The 100 participants selected today were chosen from nearly 3,000 candidates, including women entrepreneurs from Africa working in industries such as agriculture, climate technology, e-commerce, education technology, health technology, and fintech.
In addition to the investment preparedness program for the 100 selected participants, She Wins Africa will launch further activities. This includes:
- a boot camp to help lead 200 pre-seed women-led startups into the acceleration phase,
- an initiative to open up acceleration support for an additional 200 women-led startups in areas where such support is not easily available; and
- a program to create a coalition of funds, venture capital firms and gender-lens investors to improve access to finance for women and their businesses across Africa.
Why is the IFC focusing on women?
Sub-Saharan Africa has the highest rate of female entrepreneurship in the world, accounting for around 26% of female adults. However, according to a 2021 World Bank research, African female innovators earn only approximately 3% of startup funding.
Another “Women and Online Learning in Emerging Markets” report produced by IFC four months ago found that one in every three Nigerian women surveyed reported good professional or business results after taking online courses, such as obtaining a new job, starting a business, or boosting job performance.

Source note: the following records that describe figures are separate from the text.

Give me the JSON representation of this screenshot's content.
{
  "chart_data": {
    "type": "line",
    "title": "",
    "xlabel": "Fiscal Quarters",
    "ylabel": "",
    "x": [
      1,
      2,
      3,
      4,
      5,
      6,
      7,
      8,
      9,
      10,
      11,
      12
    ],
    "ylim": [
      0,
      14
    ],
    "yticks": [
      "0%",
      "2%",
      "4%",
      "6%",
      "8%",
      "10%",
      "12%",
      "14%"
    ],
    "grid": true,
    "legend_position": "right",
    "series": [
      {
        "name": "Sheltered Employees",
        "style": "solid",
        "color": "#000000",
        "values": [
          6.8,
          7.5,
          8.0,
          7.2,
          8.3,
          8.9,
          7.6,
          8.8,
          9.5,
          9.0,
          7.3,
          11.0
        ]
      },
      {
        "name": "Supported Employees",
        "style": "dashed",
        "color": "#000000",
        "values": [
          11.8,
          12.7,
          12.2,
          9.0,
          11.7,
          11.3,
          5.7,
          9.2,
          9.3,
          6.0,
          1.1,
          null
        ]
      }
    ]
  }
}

In Nigeria, men account for the majority of online learners. However, in the last five years, the proportion of female learners has increased from 26% in 2017 to 32% in 2022. Women were twice as likely as males to identify family and childcare responsibilities as their motivation for learning online. The epidemic inspired 27% of the women, whereas personal preferences influenced 20%.
According to Kalim M. Shah, Senior Country Manager for Nigeria, the IFC is “committed to fostering increased female participation in the private sector”. According to her, the organization’s goal is to enable women entrepreneurs to not only start successful enterprises, but also to drive social change and economic growth.
In October of last year, it announced 15 female-led Nigerian tech businesses that had been selected to join in the first cohort of an Investment Readiness Accelerator program, the Female Founders Growth Programme.
The Female Founders development Programme is intended for female tech founders who have successfully established a Minimum Viable Product and gained traction by providing answers to essential challenges in a field with strong development potential in the local socioeconomic context.
The selected firms took part in a 7-week investment readiness program meant to improve their business models and fundraising methods.